Previous COVID-19 bills have already injected at least $4 trillion into the economy. An estimated $1 trillion in previous stimulus funds have yet to be spent. Meanwhile, Americans are hoarding cash, with Bloomberg News estimating that trillions of dollars of extra savings have been socked away during the pandemic.
Even some liberal economists like Larry Summers worry that another $1.9 trillion spending blowout overshoots the output gap and risks inflation “of a kind we have not seen in a generation.” Already, numerous indicators such as bond yields, commodity prices, and Bitcoin suggest coming inflation, which is an employer’s worst nightmare.
The Democrats’ relief package also extends and expands federal unemployment benefits, which supplement what state programs already offer. You don’t need to be supply-side purist like Arthur Laffer or Stephen Moore to recognize that paying people a few thousand dollars a month not to work will make it more difficult for small businesses to rehire their workforces — and lead to a slower economic recovery. The nonpartisan Congressional Budget Office projects that the enhanced benefits “could increase the unemployment rate as well as decrease labor force participation.”
To their credit, some moderate Democrats, including Sen. Joe Manchin, recognize the perverse incentives of these bloated unemployment benefits and have engaged in a last-minute campaign to reduce them. “It’s kind of hard to explain you’re getting a bump up now, basically, when you’re ready to come off [benefits],” Manchin astutely noted this week. But Democratic Party leaders refuse to budge.
The House bill also includes $350 billion to bail out state and local governments whose fiscal problems long predated the pandemic. Democrats are rewarding their blue state cronies by allocating these funds based on states’ unemployment rates in the fourth quarter of 2020. Much of this money will go to covering massive unfunded pension liabilities for state bureaucrats.
In addition, the bill allocates $86 billion to bail out nearly 200 pension plans insured by the Pension Benefit Guaranty Corp and often co-managed by unions. These funds come with no strings attached, rewarding pensions for their unsustainable largesse.
The legislation gives $128.5 billion to K-12 education, with 95% of those funds slated for 2022 or later. Much of that cash will ultimately go to teachers whose unions continue to defy science and put students last by refusing to return to the classroom.

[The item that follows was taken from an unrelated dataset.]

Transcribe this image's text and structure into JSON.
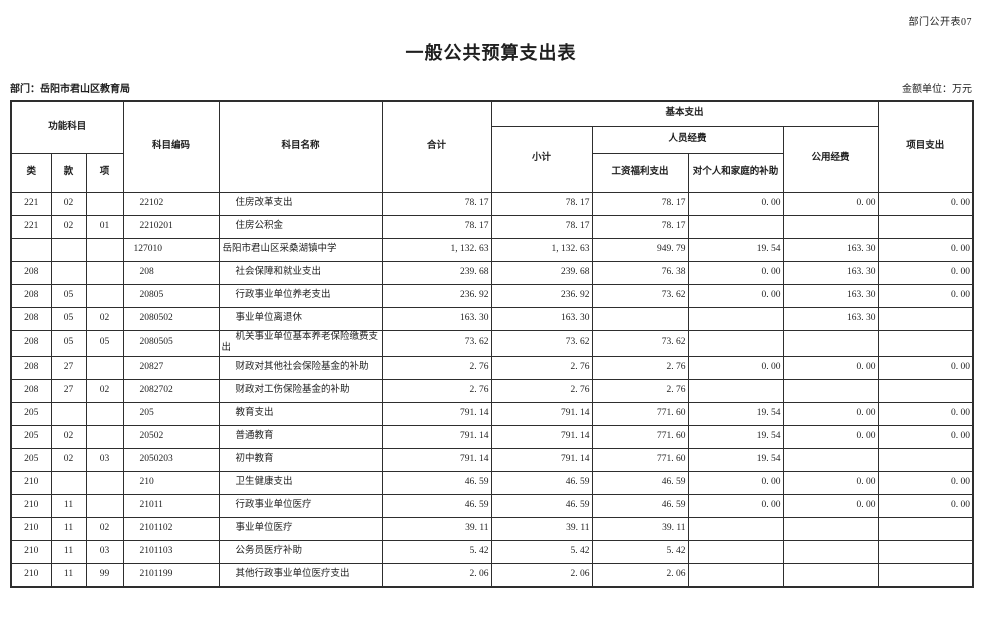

The bill is also stuffed with old-fashioned pork, including money for left-wing groups and civic volunteer agencies like AmeriCorps. It doubles the budgets of The Institute of Museum and Library Services and the National Endowment for the Arts. A worthy use of taxpayer dollars? Maybe, maybe not, but there’s no way these funds should be included in a COVID-19 relief package.
Democrats are passing this bill under the guise of pandemic relief to reward their friends and political allies. Senators interested in the economic recovery, the nation’s fiscal health, and small businesses should vote no. Even without the minimum wage, this bill is still ugly — even by Washington’s beer goggle standards.
Alfredo Ortiz is the president and CEO of the Job Creators Network.